Heroic memory is fun in movies. In production, it is a single point of failure with a calendar invite.

Make docs tiny, timely, and slightly useful

The trick is not to ask engineers to write perfect documentation. Perfect documentation is how you get one beautiful page from 2022 and a team that avoids Confluence like it owes them money.

Ask for tiny docs.

After an incident, write the three things that would have saved ten minutes. After a weird deploy, write the rollback condition. After answering the same question twice, write the answer where search can find it. After discovering a dashboard lies, put a warning next to the dashboard link, ideally before it gets someone promoted to midnight detective.

Make documentation a trail of breadcrumbs, not a cathedral.

And keep the tone human. A runbook can say “if this graph is red, do not panic yet, it lies during batch jobs.” That sentence is more useful than five paragraphs of enterprise fog.

Write it down before it becomes folklore

Tribal knowledge is not evil. It is how teams learn. Every system starts with someone knowing something before the document exists.

The problem starts when that knowledge never leaves the person.
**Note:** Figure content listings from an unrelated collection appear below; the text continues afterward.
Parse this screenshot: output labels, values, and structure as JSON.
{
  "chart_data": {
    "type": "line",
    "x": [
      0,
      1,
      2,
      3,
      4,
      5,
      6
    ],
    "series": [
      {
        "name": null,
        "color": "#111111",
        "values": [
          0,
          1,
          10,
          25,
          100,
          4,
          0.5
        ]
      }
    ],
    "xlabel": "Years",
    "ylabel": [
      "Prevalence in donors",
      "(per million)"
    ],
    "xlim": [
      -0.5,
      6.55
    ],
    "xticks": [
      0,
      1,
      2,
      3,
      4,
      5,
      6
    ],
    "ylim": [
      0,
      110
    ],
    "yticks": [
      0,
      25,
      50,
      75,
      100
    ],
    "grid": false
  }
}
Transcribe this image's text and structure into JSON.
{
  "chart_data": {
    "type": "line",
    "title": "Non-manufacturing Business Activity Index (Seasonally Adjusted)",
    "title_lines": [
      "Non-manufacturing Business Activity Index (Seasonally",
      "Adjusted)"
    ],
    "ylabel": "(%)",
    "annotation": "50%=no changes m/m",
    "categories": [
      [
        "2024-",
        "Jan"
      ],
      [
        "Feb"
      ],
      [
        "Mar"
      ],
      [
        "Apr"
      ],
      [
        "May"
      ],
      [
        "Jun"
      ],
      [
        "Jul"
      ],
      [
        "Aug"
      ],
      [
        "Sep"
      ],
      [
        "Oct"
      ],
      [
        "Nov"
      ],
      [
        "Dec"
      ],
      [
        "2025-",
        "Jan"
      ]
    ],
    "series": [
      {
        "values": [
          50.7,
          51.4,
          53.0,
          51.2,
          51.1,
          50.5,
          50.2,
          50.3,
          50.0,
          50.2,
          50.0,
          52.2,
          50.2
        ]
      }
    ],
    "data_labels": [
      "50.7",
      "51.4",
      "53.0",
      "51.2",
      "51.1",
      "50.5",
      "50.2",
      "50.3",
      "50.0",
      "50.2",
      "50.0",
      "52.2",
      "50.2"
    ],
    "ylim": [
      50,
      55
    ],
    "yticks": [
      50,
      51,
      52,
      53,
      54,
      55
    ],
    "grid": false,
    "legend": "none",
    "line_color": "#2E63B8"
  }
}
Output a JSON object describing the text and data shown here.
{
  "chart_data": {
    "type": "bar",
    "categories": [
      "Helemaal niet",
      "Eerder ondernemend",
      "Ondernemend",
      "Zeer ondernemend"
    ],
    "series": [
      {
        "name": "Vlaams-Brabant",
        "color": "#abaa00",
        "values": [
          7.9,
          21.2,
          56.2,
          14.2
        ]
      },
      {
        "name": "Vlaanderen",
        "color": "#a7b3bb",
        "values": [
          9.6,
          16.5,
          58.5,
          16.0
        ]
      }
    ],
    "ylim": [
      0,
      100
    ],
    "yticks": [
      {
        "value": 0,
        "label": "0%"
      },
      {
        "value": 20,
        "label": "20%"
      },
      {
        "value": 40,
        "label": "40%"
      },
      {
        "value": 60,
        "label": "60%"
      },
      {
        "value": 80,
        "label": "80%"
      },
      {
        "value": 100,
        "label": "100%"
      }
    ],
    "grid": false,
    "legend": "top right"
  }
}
Documented knowledge is kinder to new teammates, kinder to on-call engineers, kinder to future you, and extremely kind to firstrespondr when it is trying to help without making things weird. It turns “ask Priya” into “firstrespondr found the runbook Priya improved after the last incident.” Priya still gets credit. Priya also gets lunch.

So write down the weird stuff. Especially the weird stuff. The obvious parts can be inferred. The weird parts are where the outages hide.

Your team’s knowledge should not require a campfire, a senior engineer, and three Slack search operators.

Put it somewhere searchable. Keep it alive. Let humans sleep. Let agents read.

And please, for the love of future on-call, document why the payment worker needs exactly three replicas.